7. Implications and Future Directions

  • How this changes the landscape
  • The paper pushes an architectural thesis: for agentic and long-generation workloads, minimizing attention layers and leaning on Mamba-2 plus MoE can shift the accuracy–throughput frontier (Figure 2, §2.1).
  • It also presents a hardware-aware MoE redesign (LatentMoE) that explicitly targets memory bandwidth and all-to-all bottlenecks rather than treating MoE as purely a modeling choice (§2.2).

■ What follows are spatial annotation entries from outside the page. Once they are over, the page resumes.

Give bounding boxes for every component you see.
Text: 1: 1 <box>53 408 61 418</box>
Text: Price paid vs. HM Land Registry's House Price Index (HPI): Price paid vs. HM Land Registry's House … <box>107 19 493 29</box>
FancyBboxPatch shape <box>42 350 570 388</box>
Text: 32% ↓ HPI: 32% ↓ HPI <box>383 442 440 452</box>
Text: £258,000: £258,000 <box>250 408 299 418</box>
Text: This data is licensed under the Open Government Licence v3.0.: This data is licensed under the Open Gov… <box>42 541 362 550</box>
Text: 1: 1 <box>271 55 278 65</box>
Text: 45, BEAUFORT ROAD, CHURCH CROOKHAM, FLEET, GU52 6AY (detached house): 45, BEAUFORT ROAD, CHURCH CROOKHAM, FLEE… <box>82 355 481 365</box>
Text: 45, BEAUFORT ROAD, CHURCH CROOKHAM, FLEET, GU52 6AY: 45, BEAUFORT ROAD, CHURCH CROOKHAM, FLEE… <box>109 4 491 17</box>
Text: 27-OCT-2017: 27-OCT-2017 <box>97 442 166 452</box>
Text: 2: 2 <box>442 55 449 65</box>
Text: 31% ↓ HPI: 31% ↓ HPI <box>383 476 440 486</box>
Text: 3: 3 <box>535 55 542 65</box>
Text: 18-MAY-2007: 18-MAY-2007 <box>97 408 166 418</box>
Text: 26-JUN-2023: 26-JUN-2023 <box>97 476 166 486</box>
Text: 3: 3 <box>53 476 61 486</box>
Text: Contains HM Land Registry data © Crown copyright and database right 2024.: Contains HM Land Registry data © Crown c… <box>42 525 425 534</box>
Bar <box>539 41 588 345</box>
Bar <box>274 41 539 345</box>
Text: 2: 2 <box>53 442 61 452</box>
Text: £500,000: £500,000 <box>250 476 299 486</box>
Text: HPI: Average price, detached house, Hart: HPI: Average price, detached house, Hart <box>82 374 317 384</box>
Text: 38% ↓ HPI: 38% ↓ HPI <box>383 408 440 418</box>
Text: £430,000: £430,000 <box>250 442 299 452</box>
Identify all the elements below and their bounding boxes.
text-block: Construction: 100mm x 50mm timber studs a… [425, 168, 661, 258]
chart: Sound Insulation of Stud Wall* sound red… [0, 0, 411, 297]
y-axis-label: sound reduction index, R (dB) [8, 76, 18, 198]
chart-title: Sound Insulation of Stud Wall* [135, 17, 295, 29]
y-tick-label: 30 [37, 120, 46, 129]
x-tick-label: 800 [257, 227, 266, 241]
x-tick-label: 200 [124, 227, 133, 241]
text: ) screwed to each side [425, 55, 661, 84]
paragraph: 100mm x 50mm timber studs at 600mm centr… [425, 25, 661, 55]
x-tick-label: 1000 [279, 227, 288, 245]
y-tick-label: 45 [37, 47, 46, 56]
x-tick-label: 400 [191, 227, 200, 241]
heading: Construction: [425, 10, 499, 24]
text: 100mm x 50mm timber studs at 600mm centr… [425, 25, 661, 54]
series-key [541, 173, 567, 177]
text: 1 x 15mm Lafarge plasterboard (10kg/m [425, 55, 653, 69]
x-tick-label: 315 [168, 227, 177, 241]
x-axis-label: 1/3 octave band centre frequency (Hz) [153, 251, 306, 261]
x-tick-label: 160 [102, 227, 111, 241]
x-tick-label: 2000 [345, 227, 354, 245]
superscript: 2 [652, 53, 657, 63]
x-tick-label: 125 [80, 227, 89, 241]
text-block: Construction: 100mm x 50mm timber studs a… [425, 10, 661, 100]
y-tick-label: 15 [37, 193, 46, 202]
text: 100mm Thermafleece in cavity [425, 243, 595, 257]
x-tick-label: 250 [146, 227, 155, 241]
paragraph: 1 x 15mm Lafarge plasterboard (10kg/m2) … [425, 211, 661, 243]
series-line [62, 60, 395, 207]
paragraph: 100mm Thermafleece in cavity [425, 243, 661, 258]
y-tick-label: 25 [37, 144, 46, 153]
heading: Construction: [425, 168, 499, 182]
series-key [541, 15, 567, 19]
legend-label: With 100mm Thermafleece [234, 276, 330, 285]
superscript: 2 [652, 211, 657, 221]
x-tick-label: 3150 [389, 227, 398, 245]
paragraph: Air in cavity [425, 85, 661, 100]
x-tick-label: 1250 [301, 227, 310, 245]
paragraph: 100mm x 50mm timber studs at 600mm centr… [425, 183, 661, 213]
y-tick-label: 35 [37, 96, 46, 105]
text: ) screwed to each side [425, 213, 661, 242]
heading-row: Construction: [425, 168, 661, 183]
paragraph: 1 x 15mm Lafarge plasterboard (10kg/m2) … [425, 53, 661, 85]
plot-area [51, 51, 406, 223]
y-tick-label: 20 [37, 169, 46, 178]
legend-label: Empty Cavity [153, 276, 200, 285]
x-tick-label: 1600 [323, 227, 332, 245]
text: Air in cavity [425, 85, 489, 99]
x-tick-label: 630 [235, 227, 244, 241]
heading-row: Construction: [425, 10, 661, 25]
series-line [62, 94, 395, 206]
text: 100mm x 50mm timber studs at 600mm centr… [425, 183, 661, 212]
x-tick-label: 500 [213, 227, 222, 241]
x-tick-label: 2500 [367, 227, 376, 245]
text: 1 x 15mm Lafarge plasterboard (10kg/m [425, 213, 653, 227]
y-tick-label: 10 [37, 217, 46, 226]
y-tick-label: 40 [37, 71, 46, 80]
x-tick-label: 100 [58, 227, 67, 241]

  • Follow-up research enabled

  • Better understanding of where a few attention layers are necessary in predominantly Mamba-based stacks (Figure 1 suggests specific patterns, but the excerpt does not formalize design rules).
  • More systematic study of LatentMoE scaling laws: how â„“, N, and K should scale with model size and deployment regime.
  • Stronger long-context evaluations beyond lookup tasks (e.g., multi-document reasoning reliability across 1M tokens), since the excerpt shows promising indicators (Table 3, Figure 6) but not broad task coverage at 1M.

  • Practical applications / downstream use cases (as stated)

  • Nano: positioned as cost-efficient and strong vs comparable models for accuracy while remaining inexpensive for inference (abstract).
  • Super: positioned for collaborative agents and high-volume workloads like IT ticket automation (abstract).
  • Ultra: positioned for highest accuracy and reasoning performance (abstract).

  • Repro/Integration Guidance (based on the provided excerpt)

  • Prefer this approach when:
    • You need high throughput for long input/output reasoning traces (Figure 2, §2.1).
    • You need very long context up to 1M tokens and want to avoid RoPE-based extrapolation issues (§2.5).
    • You plan to do RL post-training at scale and benefit from fast rollout generation (§2.6).
  • LatentMoE is most relevant if you deploy MoE in regimes where either:
    • expert weight reads dominate (latency-focused), or
    • all-to-all dispatch dominates (throughput-focused), since LatentMoE directly shrinks the communicated/routed dimension (§2.2).
  • If you want speculative decoding without a separate draft model, MTP is presented as a natural fit, with reported high acceptance of early predicted tokens (§2.3).